Jack Nicklaus had not played a competitive round of golf for two months when he arrived at the Crosby. He was in high spirits after weeks of fishing and lallygagging in Florida and, frankly, he did not expect to win, but he did not anticipate making a beachcombing spectacle of himself, either. He was one under par on Thursday when he came to the famed 16th at Cypress Point. A spooky 222-yard, over-the-ocean hole, it is often played safe by the pros. Nicklaus abhors caution. Before you could shout "Fore!" he had hit his ball down the dizzying cliff at left. Not really at sea yet, because the tide was out, he declined to take an unplayable lie. He opened the face of his sand wedge and swung. Hard. Very hard.

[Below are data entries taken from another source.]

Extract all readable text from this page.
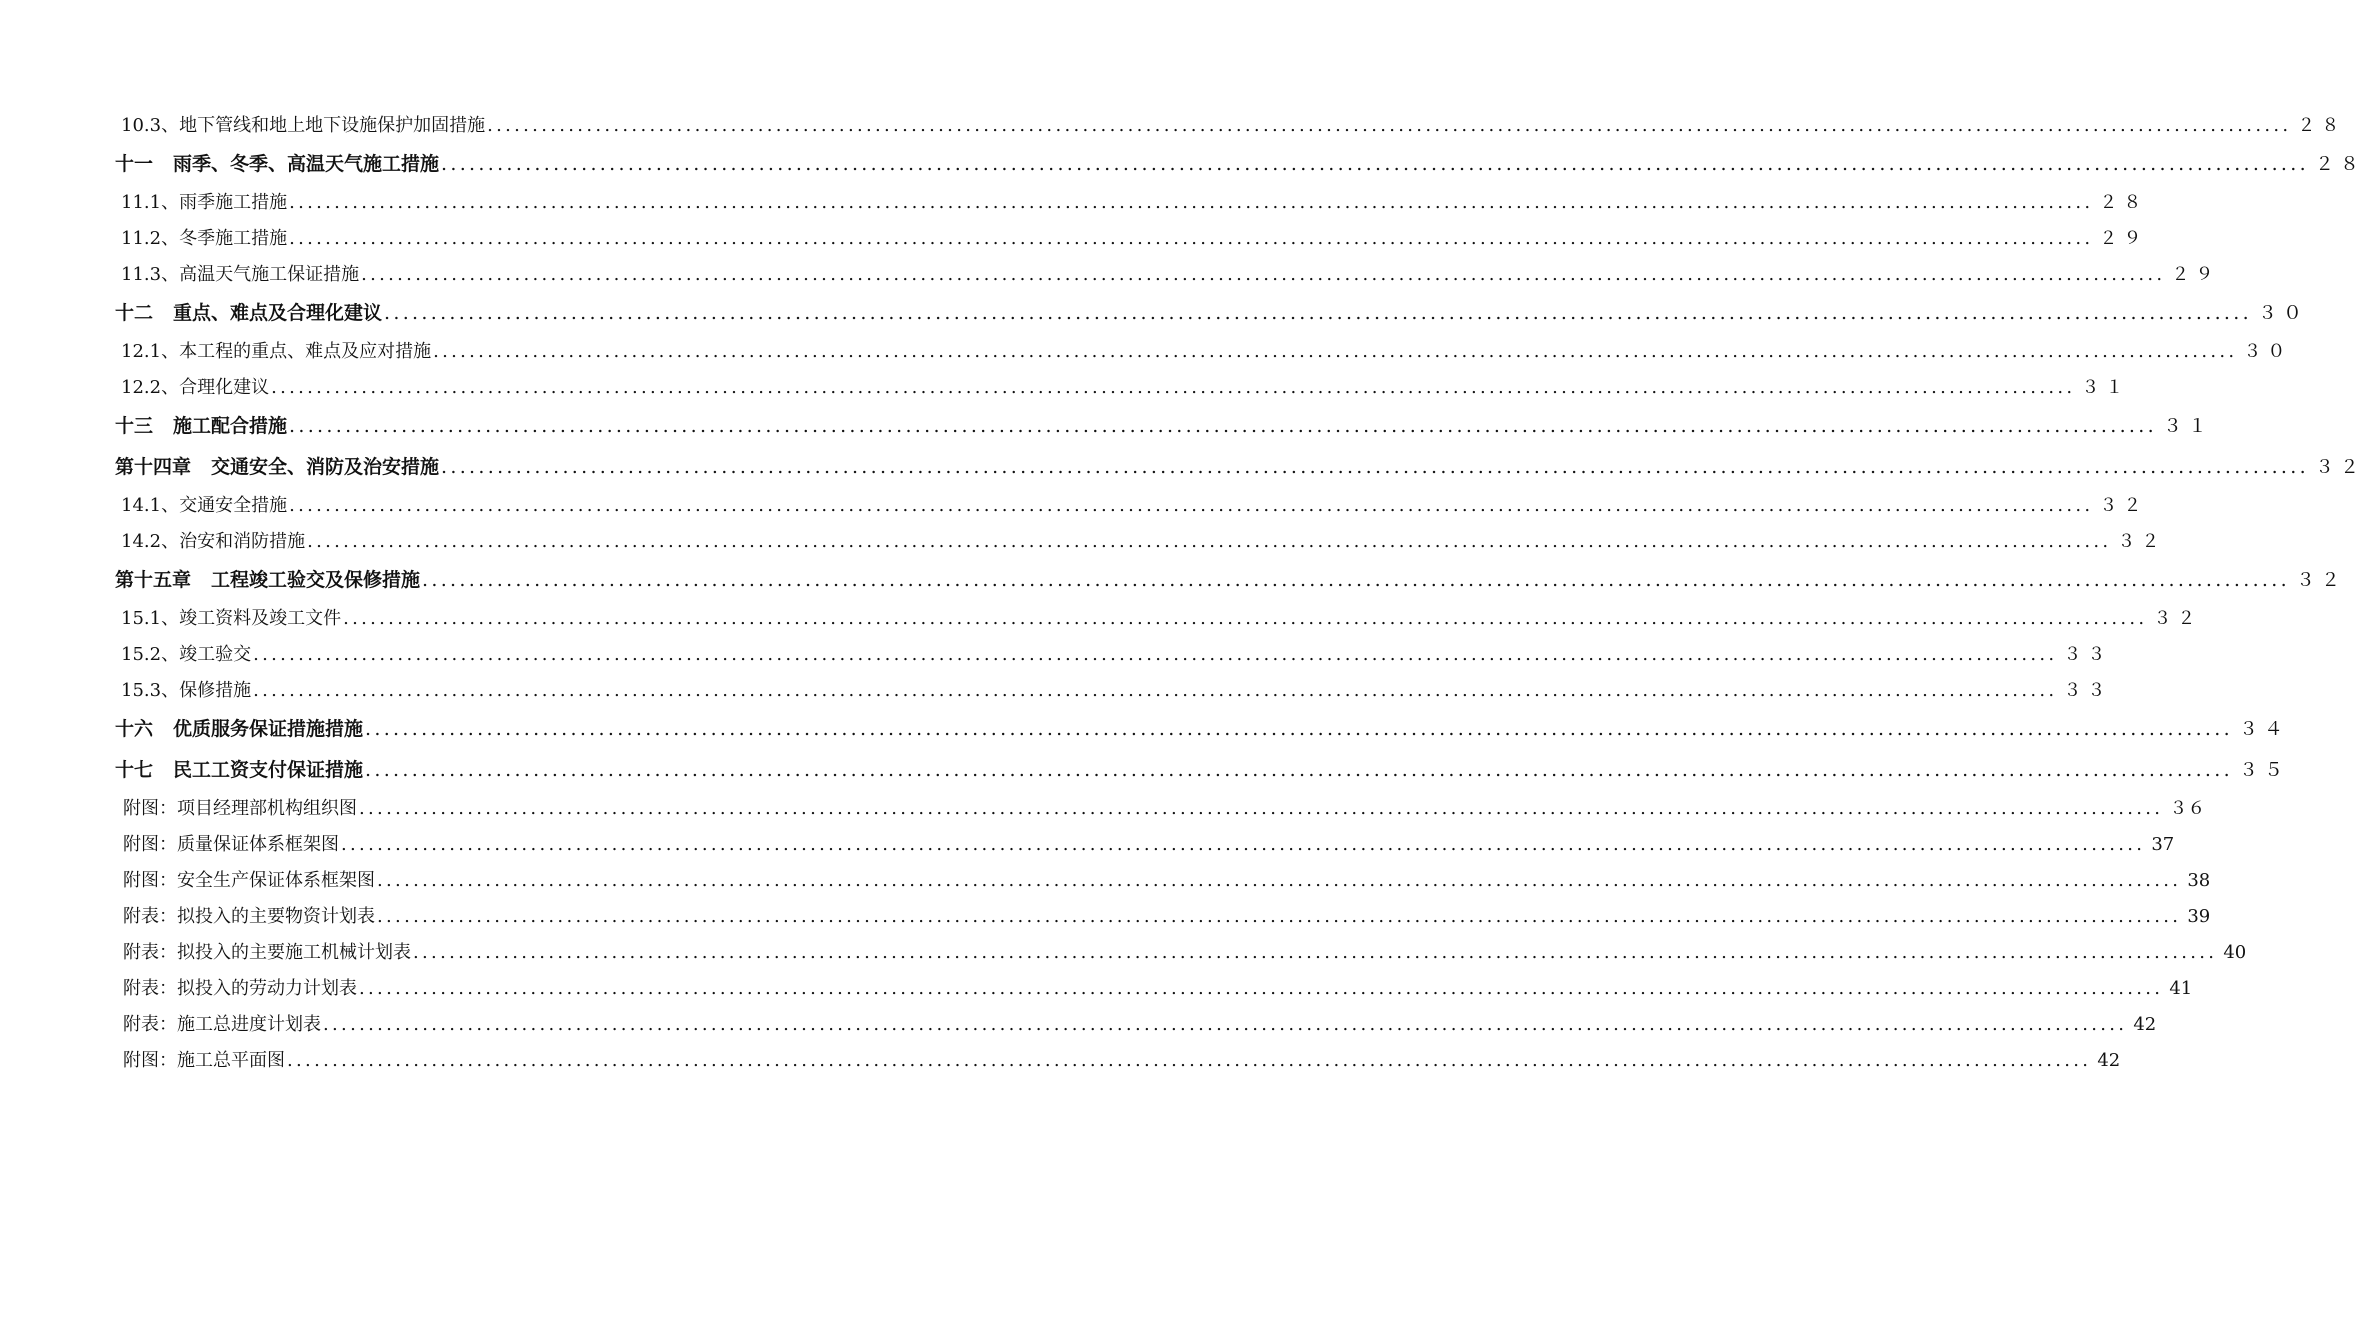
10.3、地下管线和地上地下设施保护加固措施 ........................................................................................................................................................................................................ ２８
十一 雨季、冬季、高温天气施工措施 ........................................................................................................................................................................................................ ２８
11.1、雨季施工措施 ........................................................................................................................................................................................................ ２８
11.2、冬季施工措施 ........................................................................................................................................................................................................ ２９
11.3、高温天气施工保证措施 ........................................................................................................................................................................................................ ２９
十二 重点、难点及合理化建议 ........................................................................................................................................................................................................ ３０
12.1、本工程的重点、难点及应对措施 ........................................................................................................................................................................................................ ３０
12.2、合理化建议 ........................................................................................................................................................................................................ ３１
十三 施工配合措施 ........................................................................................................................................................................................................ ３１
第十四章 交通安全、消防及治安措施 ........................................................................................................................................................................................................ ３２
14.1、交通安全措施 ........................................................................................................................................................................................................ ３２
14.2、治安和消防措施 ........................................................................................................................................................................................................ ３２
第十五章 工程竣工验交及保修措施 ........................................................................................................................................................................................................ ３２
15.1、竣工资料及竣工文件 ........................................................................................................................................................................................................ ３２
15.2、竣工验交 ........................................................................................................................................................................................................ ３３
15.3、保修措施 ........................................................................................................................................................................................................ ３３
十六 优质服务保证措施措施 ........................................................................................................................................................................................................ ３４
十七 民工工资支付保证措施 ........................................................................................................................................................................................................ ３５
附图：项目经理部机构组织图 ........................................................................................................................................................................................................ ３６
附图：质量保证体系框架图 ........................................................................................................................................................................................................ 37
附图：安全生产保证体系框架图 ........................................................................................................................................................................................................ 38
附表：拟投入的主要物资计划表 ........................................................................................................................................................................................................ 39
附表：拟投入的主要施工机械计划表 ........................................................................................................................................................................................................ 40
附表：拟投入的劳动力计划表 ........................................................................................................................................................................................................ 41
附表：施工总进度计划表 ........................................................................................................................................................................................................ 42
附图：施工总平面图 ........................................................................................................................................................................................................ 42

The ball shot straight into a truly unplayable lie, and Nicklaus ended up with an unseemly six.
This is an article from the Jan. 27, 1964 issue
Arnold Palmer, who does things in the grand manner, waited until he was on national television Saturday to do battle with the world's biggest water hazard, the Pacific Ocean. The scene was the long, par-3 17th at Pebble Beach. Palmer hit a three-wood shot over the green and into the pounding surf. He peered at his ball (above) as it rolled in and out with the waves like a beaching grunion, then finally gave up any hope of hitting it. Declaring it unplayable, he dropped it into some more rocks and water, only to be officially told that this spot, too, was part of the course. He now had little choice but to start swinging (below).
Palmer's first effort splashed the ball shoreward, where he was joined by a golden retriever, the kind of best friend he hardly needed (below). Shooing the dog away, he bounced the ball off a rock and back into the ocean again. He then declared another unplayable lie, dropped the ball on some more rocks and began again. Finally, with a battered wedge and a battered spirit, he got safely ashore and finished with a nightmare nine. Nobody could recall such a performance since, well, since Palmer shot a 12 in the 1961 L.A. Open. How did the incidents compare, he was asked? "The 12 was fun," he said. "Today was gruesome."

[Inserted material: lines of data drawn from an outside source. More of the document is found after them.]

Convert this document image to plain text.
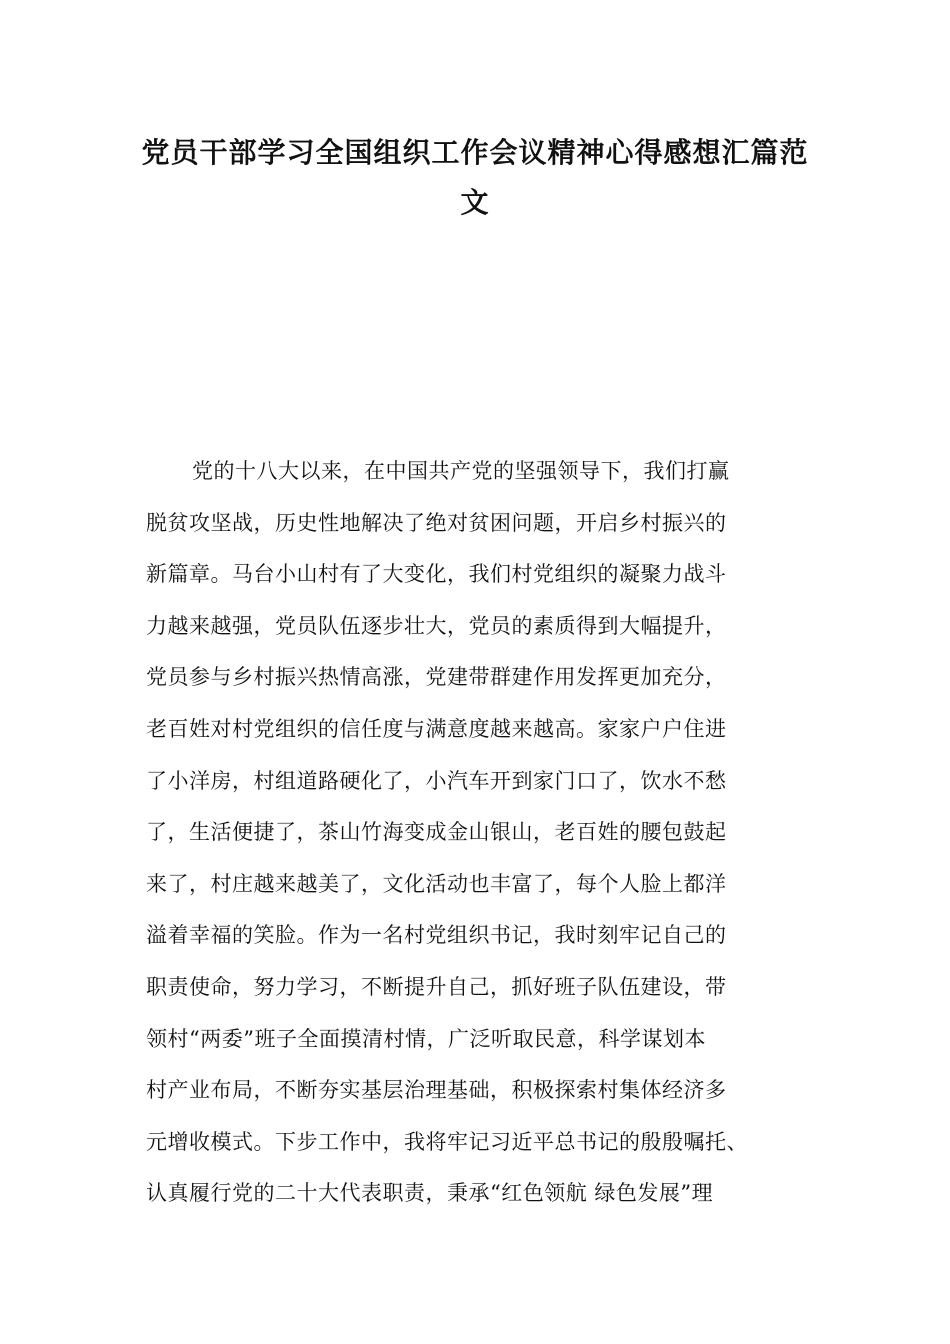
党员干部学习全国组织工作会议精神心得感想汇篇范
文
党的十八大以来，在中国共产党的坚强领导下，我们打赢
脱贫攻坚战，历史性地解决了绝对贫困问题，开启乡村振兴的
新篇章。马台小山村有了大变化，我们村党组织的凝聚力战斗
力越来越强，党员队伍逐步壮大，党员的素质得到大幅提升，
党员参与乡村振兴热情高涨，党建带群建作用发挥更加充分，
老百姓对村党组织的信任度与满意度越来越高。家家户户住进
了小洋房，村组道路硬化了，小汽车开到家门口了，饮水不愁
了，生活便捷了，茶山竹海变成金山银山，老百姓的腰包鼓起
来了，村庄越来越美了，文化活动也丰富了，每个人脸上都洋
溢着幸福的笑脸。作为一名村党组织书记，我时刻牢记自己的
职责使命，努力学习，不断提升自己，抓好班子队伍建设，带
领村“两委”班子全面摸清村情，广泛听取民意，科学谋划本
村产业布局，不断夯实基层治理基础，积极探索村集体经济多
元增收模式。下步工作中，我将牢记习近平总书记的殷殷嘱托、
认真履行党的二十大代表职责，秉承“红色领航 绿色发展”理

Golf's ocean-going greats did manage to retain their composure most of the time, or at least regain it. Just after Nicklaus faced his cliff-climbing ordeal, he could hardly hide his amusement (left) as he told Arnie and Winnie Palmer about the sea around us. Palmer had more trouble smiling, but largely because of a bad cold that had bothered him for two weeks, a misery not helped by walking through the Pacific in golf shoes. By Saturday night both Nicklaus and Palmer had played so poorly they had missed the cut, but their first meeting of 1964 was epic, nonetheless.
It was smiling Tony Lema who proved on Sunday that a man could play in the Crosby without fear of drowning—except, perhaps, in champagne. The wind howled, the rain fell and small-craft warnings went up, but Lema never panicked. He watched a prime opponent, Al Balding, shoot a horrible 88 and saw his own lead drop from eight strokes to two in mere minutes. Of one missed short putt, he said, "Only my sense of humor saved me. I had to laugh." Met at the clubhouse by reporters waving glasses, Champagne Tony laughed again. The party, he announced, was on him.